A mãe fez uma pausa para considerar a sugestão.

"Dez minutinhos? Está bem."

"Ora venha. Sabe que o meu marido me disse..."

As duas vozes afastaram-se e emudeceram logo que a porta se fechou. Diogo levantou-se com o carrinho de bombeiros na mão e, apesar do terror que quase o paralisava, voltou em corrida para casa.

Duas noites mais tarde o pai chegou do quartel com um homem que nunca ninguém vira. Era um civil baixo e calvo no topo da cabeça, com o cabelo negro e oleoso atrás das orelhas e penteado para cima, num esforço vão de ocultar a careca; mas o que nele mais se destacava eram as grandes olheiras que lhe escureciam o olhar.

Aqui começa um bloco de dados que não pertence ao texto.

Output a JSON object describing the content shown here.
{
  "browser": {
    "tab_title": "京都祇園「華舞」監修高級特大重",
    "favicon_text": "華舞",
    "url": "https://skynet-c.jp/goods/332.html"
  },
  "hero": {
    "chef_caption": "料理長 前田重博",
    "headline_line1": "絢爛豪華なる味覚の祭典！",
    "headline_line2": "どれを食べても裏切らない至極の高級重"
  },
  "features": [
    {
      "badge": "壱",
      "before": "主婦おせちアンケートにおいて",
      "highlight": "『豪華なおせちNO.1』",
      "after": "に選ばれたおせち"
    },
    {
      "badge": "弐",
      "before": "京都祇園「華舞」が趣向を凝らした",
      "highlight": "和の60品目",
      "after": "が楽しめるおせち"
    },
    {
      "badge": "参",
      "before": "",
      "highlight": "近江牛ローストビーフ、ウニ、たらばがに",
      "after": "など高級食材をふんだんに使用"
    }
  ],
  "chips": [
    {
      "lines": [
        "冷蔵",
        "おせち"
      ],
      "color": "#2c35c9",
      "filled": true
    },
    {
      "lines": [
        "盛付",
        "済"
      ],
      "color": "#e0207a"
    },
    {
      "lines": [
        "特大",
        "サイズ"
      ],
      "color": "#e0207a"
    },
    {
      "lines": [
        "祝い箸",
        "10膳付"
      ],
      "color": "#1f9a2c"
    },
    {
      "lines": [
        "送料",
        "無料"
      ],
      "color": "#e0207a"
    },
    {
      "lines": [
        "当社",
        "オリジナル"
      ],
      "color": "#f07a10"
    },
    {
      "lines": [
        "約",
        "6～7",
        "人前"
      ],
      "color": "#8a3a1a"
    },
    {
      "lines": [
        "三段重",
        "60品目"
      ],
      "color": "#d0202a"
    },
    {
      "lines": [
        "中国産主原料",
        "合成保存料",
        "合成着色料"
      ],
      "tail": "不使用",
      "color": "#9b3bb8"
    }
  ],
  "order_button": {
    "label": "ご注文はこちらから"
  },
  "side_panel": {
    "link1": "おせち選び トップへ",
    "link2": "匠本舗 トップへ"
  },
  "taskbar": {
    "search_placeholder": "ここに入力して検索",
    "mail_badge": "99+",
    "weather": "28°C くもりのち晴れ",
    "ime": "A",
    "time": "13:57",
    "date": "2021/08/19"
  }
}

"Lourdes, trouxe o senhor Lopes para jantar", anunciou o capitão Meireles. "Põe os miúdos a comer na cozinha."

"Na cozinha?", admirou-se a mãe. "Homessa! Porque não hão-de os garotos comer connosco?"

"O senhor Lopes veio dos Dembos."

A informação deixou a mãe embatucada. Estudou o convidado dos pés à cabeça, como se o reavaliasse. Depois de o cumprimentar com especial deferência, voltou-se para os filhos e bateu as palmas.

"Ala! Tudo para a cozinha!"

Diogo e os três irmãos foram comer para a copa, enquanto o pai se instalava com o convidado na sala. Logo que despachou os filhos, Lourdes verificou se a bebé dormia, levou a comida para a sala de jantar e fechou a porta.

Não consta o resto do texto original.